Hacker News new | ask | show | jobs
by bugglebeetle 972 days ago
I’m confused why you claim attribution is somehow “unnatural”? Every actually useful lecture, essay, report, etc. I’ve encountered included things like footnotes, references, or a bibliography. So much so, in fact, that I tend to disregard things that don’t include them. So-and-so claims X. What are their sources? There are none? Who cares. Life is too short to engage with arguments that lack rigor or support, even though these things themselves require verification!
2 comments

Life is too short for me to engage with your argument, because you've failed to attribute the first writers of sentences / ideas semantically similar to each of the lines in your comment.
Ah, you’re right. My mistake. I should’ve simply claimed it’s natural to cite sources instead. After all, there is no debating what is natural or those who are simple.
My apologies, my perception of LLMs is somewhat skewed, because I primarily think of conversation agents.

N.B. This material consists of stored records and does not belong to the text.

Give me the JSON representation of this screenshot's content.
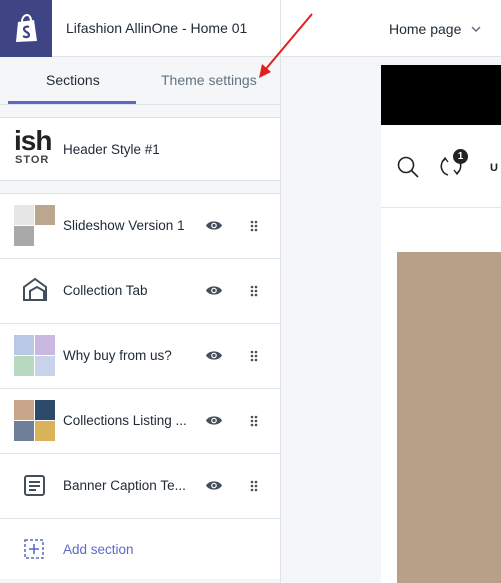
{
  "app": {
    "title": "Lifashion AllinOne - Home 01"
  },
  "page_select": {
    "value": "Home page"
  },
  "tabs": [
    {
      "label": "Sections",
      "active": true
    },
    {
      "label": "Theme settings",
      "active": false
    }
  ],
  "header_section": {
    "label": "Header Style #1",
    "thumb_big": "ish",
    "thumb_small": "STOR"
  },
  "sections": [
    {
      "label": "Slideshow Version 1",
      "icon": "image-thumbnail"
    },
    {
      "label": "Collection Tab",
      "icon": "collection-icon"
    },
    {
      "label": "Why buy from us?",
      "icon": "image-thumbnail"
    },
    {
      "label": "Collections Listing ...",
      "icon": "image-thumbnail"
    },
    {
      "label": "Banner Caption Te...",
      "icon": "text-block-icon"
    }
  ],
  "add_section": {
    "label": "Add section"
  },
  "preview": {
    "compare_count": "1",
    "header_cut_text": "U"
  },
  "colors": {
    "accent": "#5c6ac4",
    "logo_bg": "#3f4485",
    "arrow": "#e02020",
    "preview_image": "#b8a088"
  }
}
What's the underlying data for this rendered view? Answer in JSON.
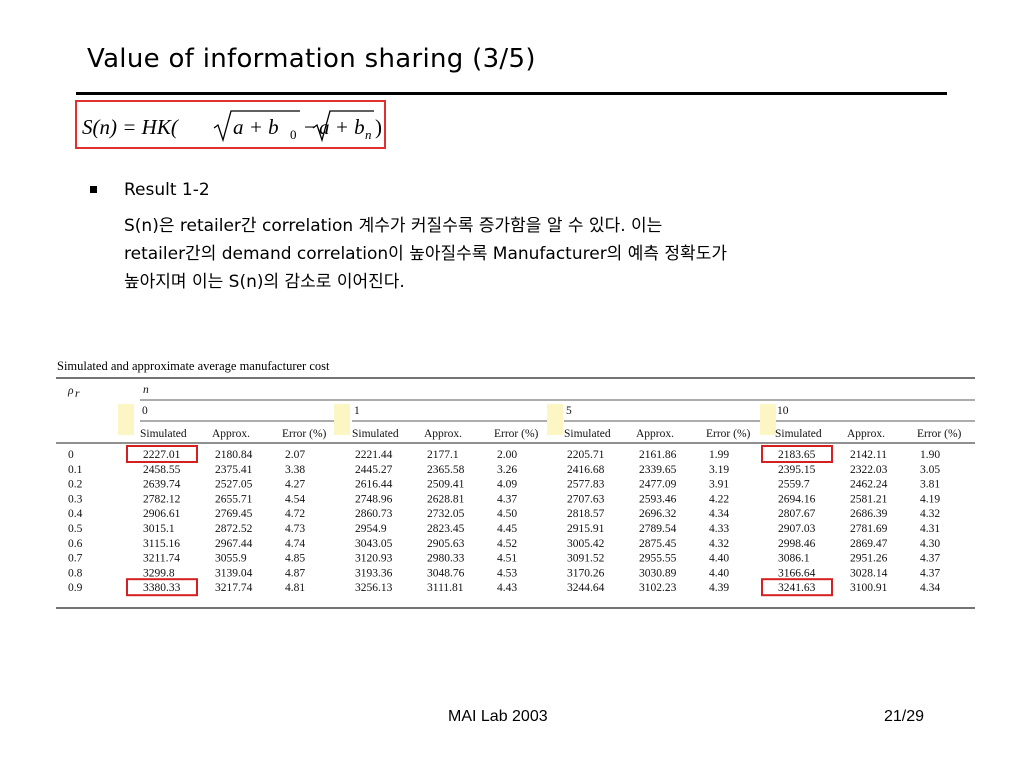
{
  "slide": {
    "title": "Value of information sharing (3/5)",
    "formula": {
      "lhs": "S(n) = HK(",
      "term1": "a + b",
      "sub1": "0",
      "minus": "−",
      "term2": "a + b",
      "sub2": "n",
      "close": ")"
    },
    "bullet_heading": "Result 1-2",
    "bullet_lines": [
      "S(n)은 retailer간 correlation 계수가 커질수록 증가함을 알 수 있다. 이는",
      "retailer간의 demand correlation이 높아질수록 Manufacturer의 예측 정확도가",
      "높아지며 이는 S(n)의 감소로 이어진다."
    ]
  },
  "table": {
    "caption": "Simulated and approximate average manufacturer cost",
    "row_header_symbol": "ρ",
    "row_header_sub": "r",
    "n_header": "n",
    "groups": [
      "0",
      "1",
      "5",
      "10"
    ],
    "sub_headers": [
      "Simulated",
      "Approx.",
      "Error (%)"
    ],
    "rows": [
      {
        "rho": "0",
        "cells": [
          "2227.01",
          "2180.84",
          "2.07",
          "2221.44",
          "2177.1",
          "2.00",
          "2205.71",
          "2161.86",
          "1.99",
          "2183.65",
          "2142.11",
          "1.90"
        ]
      },
      {
        "rho": "0.1",
        "cells": [
          "2458.55",
          "2375.41",
          "3.38",
          "2445.27",
          "2365.58",
          "3.26",
          "2416.68",
          "2339.65",
          "3.19",
          "2395.15",
          "2322.03",
          "3.05"
        ]
      },
      {
        "rho": "0.2",
        "cells": [
          "2639.74",
          "2527.05",
          "4.27",
          "2616.44",
          "2509.41",
          "4.09",
          "2577.83",
          "2477.09",
          "3.91",
          "2559.7",
          "2462.24",
          "3.81"
        ]
      },
      {
        "rho": "0.3",
        "cells": [
          "2782.12",
          "2655.71",
          "4.54",
          "2748.96",
          "2628.81",
          "4.37",
          "2707.63",
          "2593.46",
          "4.22",
          "2694.16",
          "2581.21",
          "4.19"
        ]
      },
      {
        "rho": "0.4",
        "cells": [
          "2906.61",
          "2769.45",
          "4.72",
          "2860.73",
          "2732.05",
          "4.50",
          "2818.57",
          "2696.32",
          "4.34",
          "2807.67",
          "2686.39",
          "4.32"
        ]
      },
      {
        "rho": "0.5",
        "cells": [
          "3015.1",
          "2872.52",
          "4.73",
          "2954.9",
          "2823.45",
          "4.45",
          "2915.91",
          "2789.54",
          "4.33",
          "2907.03",
          "2781.69",
          "4.31"
        ]
      },
      {
        "rho": "0.6",
        "cells": [
          "3115.16",
          "2967.44",
          "4.74",
          "3043.05",
          "2905.63",
          "4.52",
          "3005.42",
          "2875.45",
          "4.32",
          "2998.46",
          "2869.47",
          "4.30"
        ]
      },
      {
        "rho": "0.7",
        "cells": [
          "3211.74",
          "3055.9",
          "4.85",
          "3120.93",
          "2980.33",
          "4.51",
          "3091.52",
          "2955.55",
          "4.40",
          "3086.1",
          "2951.26",
          "4.37"
        ]
      },
      {
        "rho": "0.8",
        "cells": [
          "3299.8",
          "3139.04",
          "4.87",
          "3193.36",
          "3048.76",
          "4.53",
          "3170.26",
          "3030.89",
          "4.40",
          "3166.64",
          "3028.14",
          "4.37"
        ]
      },
      {
        "rho": "0.9",
        "cells": [
          "3380.33",
          "3217.74",
          "4.81",
          "3256.13",
          "3111.81",
          "4.43",
          "3244.64",
          "3102.23",
          "4.39",
          "3241.63",
          "3100.91",
          "4.34"
        ]
      }
    ],
    "highlighted": [
      {
        "row": 0,
        "col": 0
      },
      {
        "row": 9,
        "col": 0
      },
      {
        "row": 0,
        "col": 9
      },
      {
        "row": 9,
        "col": 9
      }
    ],
    "highlight_color": "#d42020",
    "marker_color": "#fbf6c4"
  },
  "footer": {
    "center": "MAI Lab 2003",
    "page": "21/29"
  }
}
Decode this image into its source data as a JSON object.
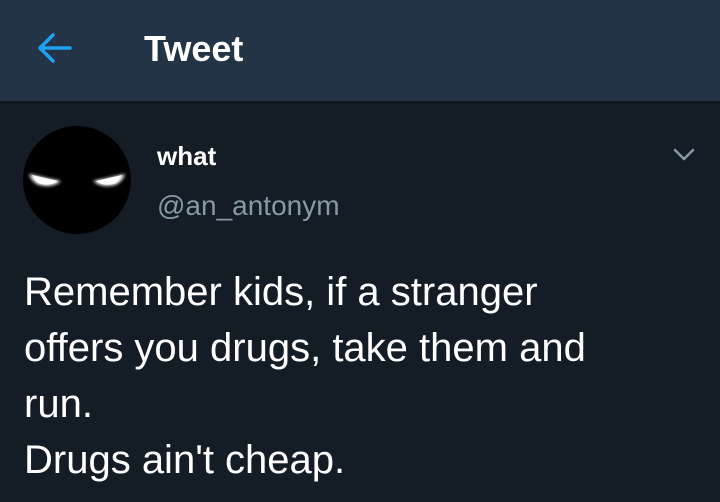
{
  "header": {
    "title": "Tweet",
    "back_icon": "arrow-left-icon",
    "accent_color": "#1da1f2",
    "background": "#243447"
  },
  "tweet": {
    "author": {
      "display_name": "what",
      "handle": "@an_antonym",
      "avatar_icon": "glowing-eyes-avatar"
    },
    "menu_icon": "chevron-down-icon",
    "text_lines": [
      "Remember kids, if a stranger",
      "offers you drugs, take them and",
      "run.",
      "Drugs ain't cheap."
    ]
  },
  "colors": {
    "page_background": "#141d26",
    "secondary_text": "#8899a6"
  }
}
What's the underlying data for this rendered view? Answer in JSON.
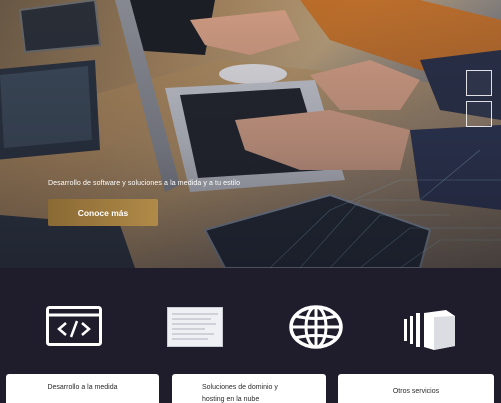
{
  "hero": {
    "tagline": "Desarrollo de software y soluciones a la medida y a tu estilo",
    "cta_label": "Conoce más"
  },
  "services": [
    {
      "label": "Desarrollo a la medida",
      "icon": "code-window-icon"
    },
    {
      "label": "Soluciones de dominio y hosting en la nube",
      "icon": "document-icon"
    },
    {
      "label": "Otros servicios",
      "icon": "globe-icon"
    }
  ],
  "extra_icon": "cube-icon",
  "colors": {
    "accent": "#b08a48",
    "section_bg": "#1f1c2c",
    "card_bg": "#ffffff"
  }
}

It's unnatural in a conversation. When we're talking about, say, Superman, we don't ever say that it's "a registered trademark of DC Comics, Inc." With obligatory exceptions for comical or satirical effects, or if we're specifically talking about trademarks or copyrights, etc. And of course when we're talking about robots we don't normally give any nods to Karel Čapek.

I believe that, same as humans, LLMs already try to provide references when requested, or if the style/format (such as lecture) prompts for having them. Just remember that famous anecdote where a lawyer used ChatGPT and it wrote a speech and provided believable references (then judge threw this out of court because quality/reliability is another problem - which is out of scope, though).